I want to create my own composition; what should I do?
- Composer: defines how to compute the output from the input and a collection of modules.
- Structure: defines a structure initialization and a structure proposal function.
The simplest example of how to do this is the sum. We will shortly add a more complex Graph Neural Network composer.
Finally, you should import your new file in modular_metalearning and add it to the possible compositions at the very beginning of BounceGrad
First you have to generate the datasets using create_functions_datasets. For instance to create the functions dataset:
python create_functions_datasets.py --mode sum --not_alone --out_file sums.hdf5
To create the sines dataset:
python create_functions_datasets.py --mode sines --out_file sines.hdf5
The file has a couple flags to customize how many elements per dataset and how many datasets to create.

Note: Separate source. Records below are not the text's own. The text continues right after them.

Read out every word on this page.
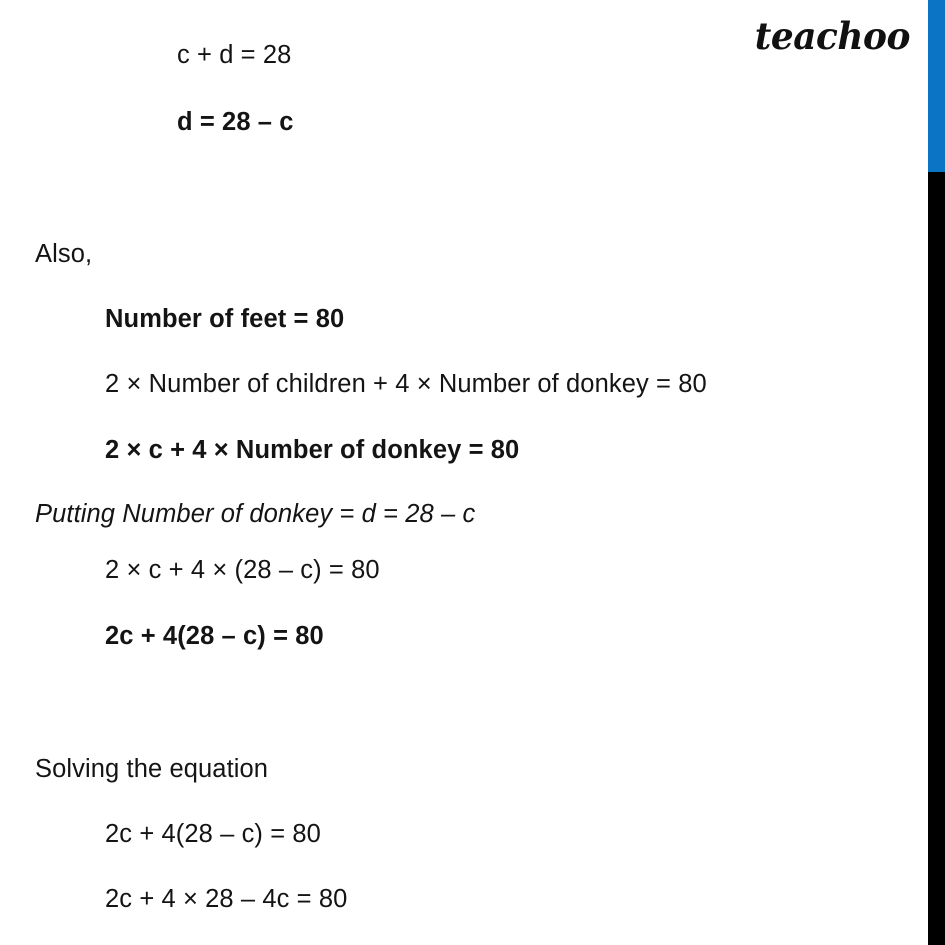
teachoo
c + d = 28
d = 28 – c
Also,
Number of feet = 80
2 × Number of children + 4 × Number of donkey = 80
2 × c + 4 × Number of donkey = 80
Putting Number of donkey = d = 28 – c
2 × c + 4 × (28 – c) = 80
2c + 4(28 – c) = 80
Solving the equation
2c + 4(28 – c) = 80
2c + 4 × 28 – 4c = 80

Then you run modular_metalearning. For example to run BounceGrad in the sums dataset:
python modular_metalearning.py --type_modules affine-1-16-16-1,affine-1-16-1 --num_modules 10,10 --composer sum-2 --meta_lr 0.003 --plot_name BounceGrad --limit_data 80 --optimization_steps 3000 --split_by_file --meta_split 90,10,0 --data_split 20,80,0 --data_desc HDF5@sums.hdf5 --meta_batch_size 32
or to run MAML in the sines dataset:
python modular_metalearning.py --type_modules affine-1-64-64-1 --num_modules 1 --composer functionComposition-1 --meta_lr 0.001 --plot_name MAML --limit_data 80 --optimization_steps 5000 --split_by_file --meta_split 90,10,0 --data_split 20,80,0 --data_desc HDF5@sines.hdf5 --meta_batch_size 16 --max_datasets 300 --MAML --MAML_step_size 0.1
You can run either of the 4 algorithms described in the paper:
- Pooled: monolithic structure with fixed weights.
- MAML: monolithic structure with adaptable weights.

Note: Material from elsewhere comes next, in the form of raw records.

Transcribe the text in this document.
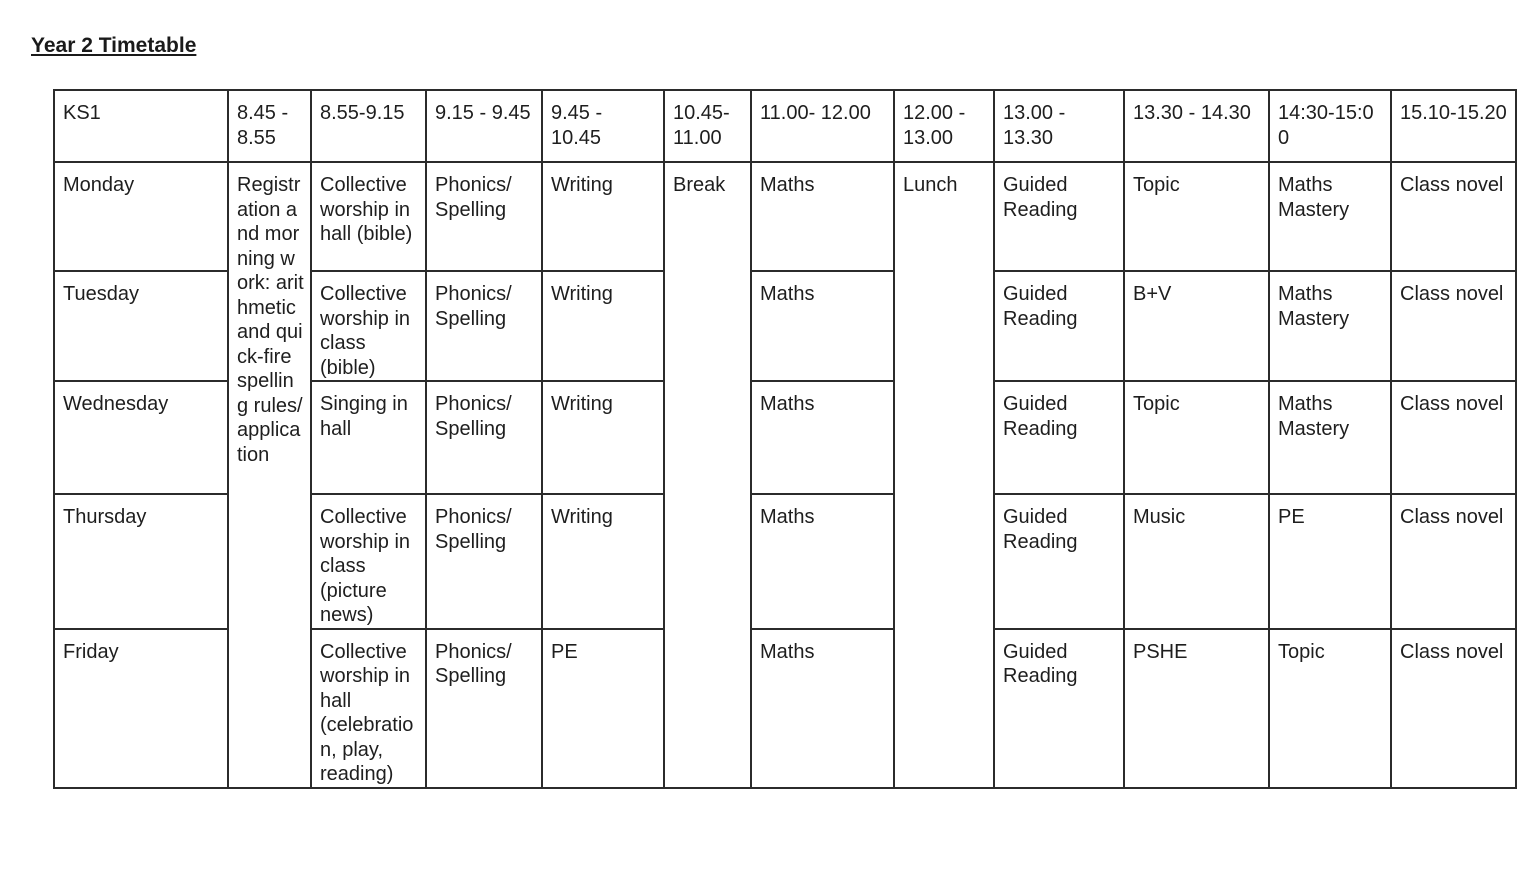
Year 2 Timetable
KS1	8.45 - 8.55	8.55-9.15	9.15 - 9.45	9.45 - 10.45	10.45-11.00	11.00- 12.00	12.00 - 13.00	13.00 - 13.30	13.30 - 14.30	14:30-15:00	15.10-15.20
Monday	Registration and morning work: arithmetic and quick-fire spelling rules/application	Collective worship in hall (bible)	Phonics/ Spelling	Writing	Break	Maths	Lunch	Guided Reading	Topic	Maths Mastery	Class novel
Tuesday		Collective worship in class (bible)	Phonics/ Spelling	Writing		Maths		Guided Reading	B+V	Maths Mastery	Class novel
Wednesday		Singing in hall	Phonics/ Spelling	Writing		Maths		Guided Reading	Topic	Maths Mastery	Class novel
Thursday		Collective worship in class (picture news)	Phonics/ Spelling	Writing		Maths		Guided Reading	Music	PE	Class novel
Friday		Collective worship in hall (celebration, play, reading)	Phonics/ Spelling	PE		Maths		Guided Reading	PSHE	Topic	Class novel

- BounceGrad: adaptable modular structructure with fixed weights.
- MoMA: adaptable modular structure with adaptable weights.

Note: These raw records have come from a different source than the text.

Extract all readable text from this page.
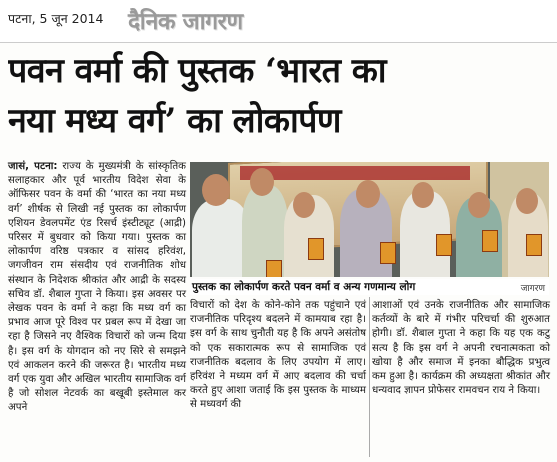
पटना, 5 जून 2014 दैनिक जागरण
पवन वर्मा की पुस्तक ‘भारत का
नया मध्य वर्ग’ का लोकार्पण
पुस्तक का लोकार्पण करते पवन वर्मा व अन्य गणमान्य लोग	जागरण
जासं, पटना: राज्य के मुख्यमंत्री के सांस्कृतिक सलाहकार और पूर्व भारतीय विदेश सेवा के ऑफिसर पवन के वर्मा की ‘भारत का नया मध्य वर्ग’ शीर्षक से लिखी नई पुस्तक का लोकार्पण एशियन डेवलपमेंट एंड रिसर्च इंस्टीट्यूट (आद्री) परिसर में बुधवार को किया गया। पुस्तक का लोकार्पण वरिष्ठ पत्रकार व सांसद हरिवंश, जगजीवन राम संसदीय एवं राजनीतिक शोध संस्थान के निदेशक श्रीकांत और आद्री के सदस्य सचिव डॉ. शैबाल गुप्ता ने किया। इस अवसर पर लेखक पवन के वर्मा ने कहा कि मध्य वर्ग का प्रभाव आज पूरे विश्व पर प्रबल रूप में देखा जा रहा है जिसने नए वैश्विक विचारों को जन्म दिया है। इस वर्ग के योगदान को नए सिरे से समझने एवं आकलन करने की जरूरत है। भारतीय मध्य वर्ग एक युवा और अखिल भारतीय सामाजिक वर्ग है जो सोशल नेटवर्क का बखूबी इस्तेमाल कर अपने
विचारों को देश के कोने-कोने तक पहुंचाने एवं राजनीतिक परिदृश्य बदलने में कामयाब रहा है। इस वर्ग के साथ चुनौती यह है कि अपने असंतोष को एक सकारात्मक रूप से सामाजिक एवं राजनीतिक बदलाव के लिए उपयोग में लाए। हरिवंश ने मध्यम वर्ग में आए बदलाव की चर्चा करते हुए आशा जताई कि इस पुस्तक के माध्यम से मध्यवर्ग की
आशाओं एवं उनके राजनीतिक और सामाजिक कर्तव्यों के बारे में गंभीर परिचर्चा की शुरुआत होगी। डॉ. शैबाल गुप्ता ने कहा कि यह एक कटु सत्य है कि इस वर्ग ने अपनी रचनात्मकता को खोया है और समाज में इनका बौद्धिक प्रभुत्व कम हुआ है। कार्यक्रम की अध्यक्षता श्रीकांत और धन्यवाद ज्ञापन प्रोफेसर रामवचन राय ने किया।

The 4 algorithms come from two independent decisions: whether to have more than one module and whether to add MAML.
All options are flags in modular_metalearning. To activate MAML use the flag
--MAML and you also have access to customizing the step size and number of steps.
To not have modularity use
--composer functionComposition-1, since a functionComposition of depth 1 is just applying that one function.
To use modularity simply specify your composer and add more than one module in the
--num_modules flag. If your composition requires more than one module type describe both the types and the numbers separated by commas, for example:
--type_modules relu-1-64-64-1,affine-1-16-1 --num_modules 5,10.
How many modules and how many optimization steps?
In our experience the number of modules is a pretty flexible hyperparameter; we recommend putting it 10-30% above the number of modules you think would be needed in an optimal split. For example, in the functions experiments there are 16 functions, thus needing 16 modules; we rounded it up to 20 modules. Experiments with little less and little more did not affect much.
Beware that adding modules makes the use of each module less frequent, and therefore you may need to adjust
Some works using this code
- Learning Quickly to Plan Quickly Using Modular Meta-Learning Chitnis et al.
- Modular meta-learning in Abstract Graph Networks for combinatorial generalization; Alet et al. ; to be presented in NIPS meta-learning workshop 2018
Please email me at alet(at)mit(dot)edu.
From the original paper:
- Add cleaned up version of backboneConcat composition
- Add cleaned up version of attention composition
From following work:
- Add Graph Neural Network composition
- Add support for CNNs